Einiges soll sich ändern in Roggwil, nicht nur die Kommunikation. «Wir haben hier ein junges, motiviertes Team», sagt der Gemeindepräsident. Auch ihn hat der Tatendrang gepackt. Vermeintliche Kleinigkeiten werden in Angriff genommen: Der Internetauftritt der Gemeinde wird verbessert, an Bauland interessierte Gewerbler zum persönlichen Treffen eingeladen. «Dort fängt es an», betont Grütter. «Wir wollen präsent sein. Nicht nur ich, der hier sowieso alle kennt.» Auch die Verwaltungsangestellten sollen ein Gesicht bekommen.

«Stimmung ist gut»

Grütter scheint die neue Herausforderung zu gefallen. Nach einem längeren krankheitsbedingten Ausfall (siehe unten) tue ihm die Arbeit gut, sagt er. Aber auch für Geschäftsleiter Juen ist er voll des Lobes. Dieser habe einen frischen Wind in die Verwaltung gebracht. Und mit seiner Motivation auch Grütter angesteckt. Immerhin: Der Gemeindepräsident amtet bereits in der dritten Legislatur. «Da fährt man sich gerne fest», sagt er. Es sei daher gut, dass die Parteien nun gemeinsame Ziele verfolgten. Die Stimmung sei gut. Eben erst hat der Gemeinderat zwei wichtige Entscheide gefällt auf dem Weg in eine bessere Roggwiler Zukunft.

Baulandnachweis erstellen

So soll nun ein Baulandnachweis erstellt und auf der Website der Gemeinde platziert werden. Die Gemeinde selbst besitzt kaum Bauland, Private dagegen viel. Damit Neuzuzüger und das Gewerbe auf die Möglichkeiten in Roggwil aufmerksam werden, soll für das Land geworben werden. «Auch den Immobilienmarkt werden wir im Internet integrieren», so Erhard Grütter.

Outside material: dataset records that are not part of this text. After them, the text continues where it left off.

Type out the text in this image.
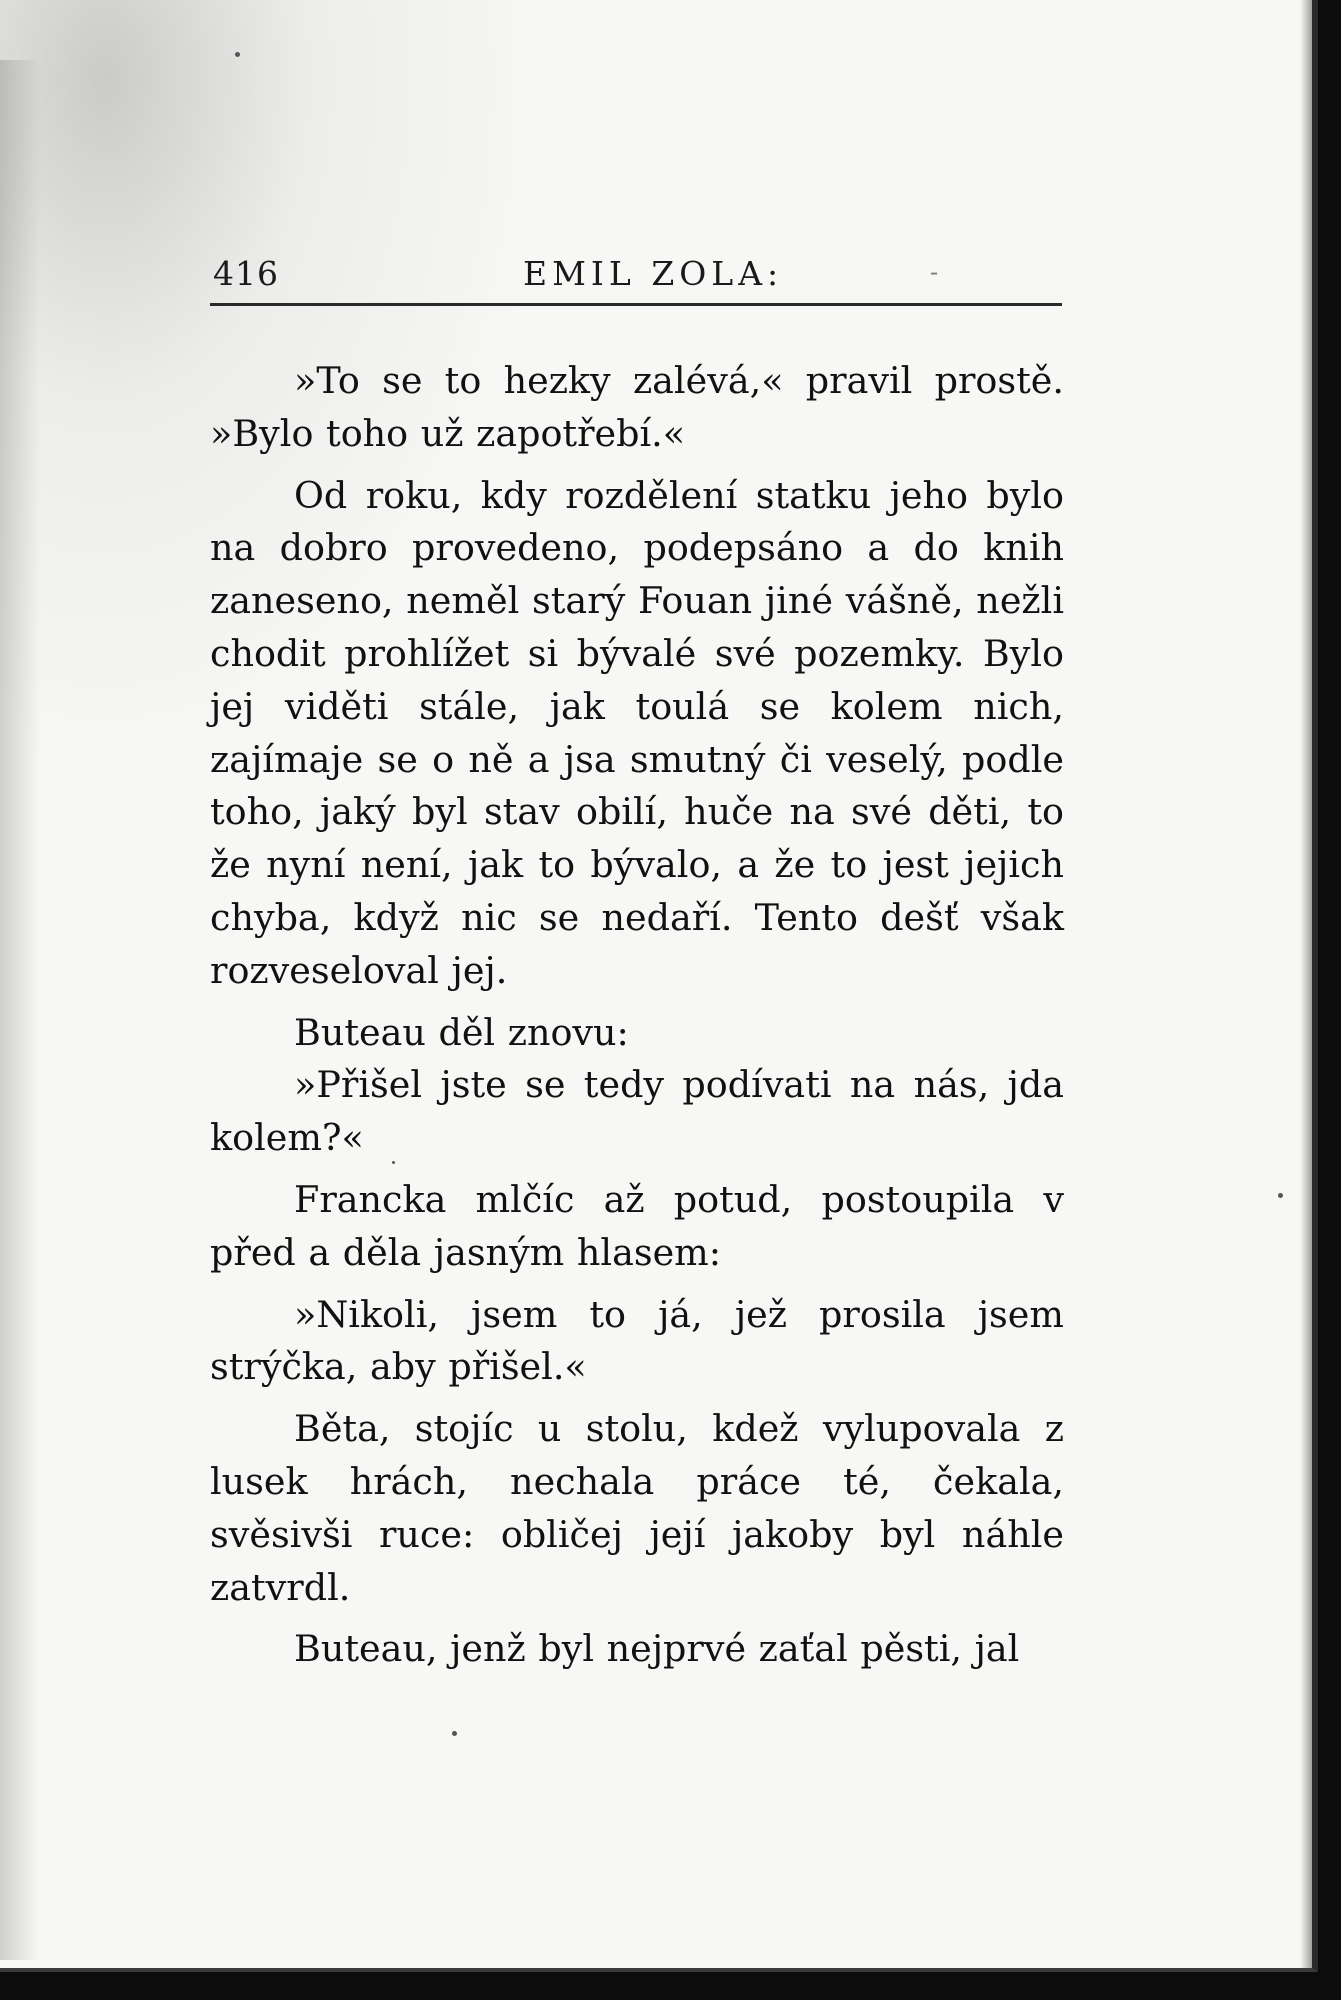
416	EMIL ZOLA:	-

»To se to hezky zalévá,« pravil prostě. »Bylo toho už zapotřebí.«

Od roku, kdy rozdělení statku jeho bylo na dobro provedeno, podepsáno a do knih zaneseno, neměl starý Fouan jiné vášně, nežli chodit prohlížet si bývalé své pozemky. Bylo jej viděti stále, jak toulá se kolem nich, zajímaje se o ně a jsa smutný či veselý, podle toho, jaký byl stav obilí, huče na své děti, to že nyní není, jak to bývalo, a že to jest jejich chyba, když nic se nedaří. Tento dešť však rozveseloval jej.

Buteau děl znovu:

»Přišel jste se tedy podívati na nás, jda kolem?«

Francka mlčíc až potud, postoupila v před a děla jasným hlasem:

»Nikoli, jsem to já, jež prosila jsem strýčka, aby přišel.«

Běta, stojíc u stolu, kdež vylupovala z lusek hrách, nechala práce té, čekala, svěsivši ruce: obličej její jakoby byl náhle zatvrdl.

Buteau, jenž byl nejprvé zaťal pěsti, jal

Zweitens beabsichtigt die Gemeinde, einen Anlass für bereits lange in Roggwil heimische Grossfirmen und Dienstleistungsanbieter zu organisieren. Denn trotz allen Werbens um neues Gewerbe: «Wir wollen denen, die bereits hier sind, zeigen, dass wir stolz darauf sind, sie hier zu haben.»

Schliesslich sollen auch diese Firmen überzeugt sein, den richtigen Standort gewählt zu haben. Roggwil aus gutem Grund eben.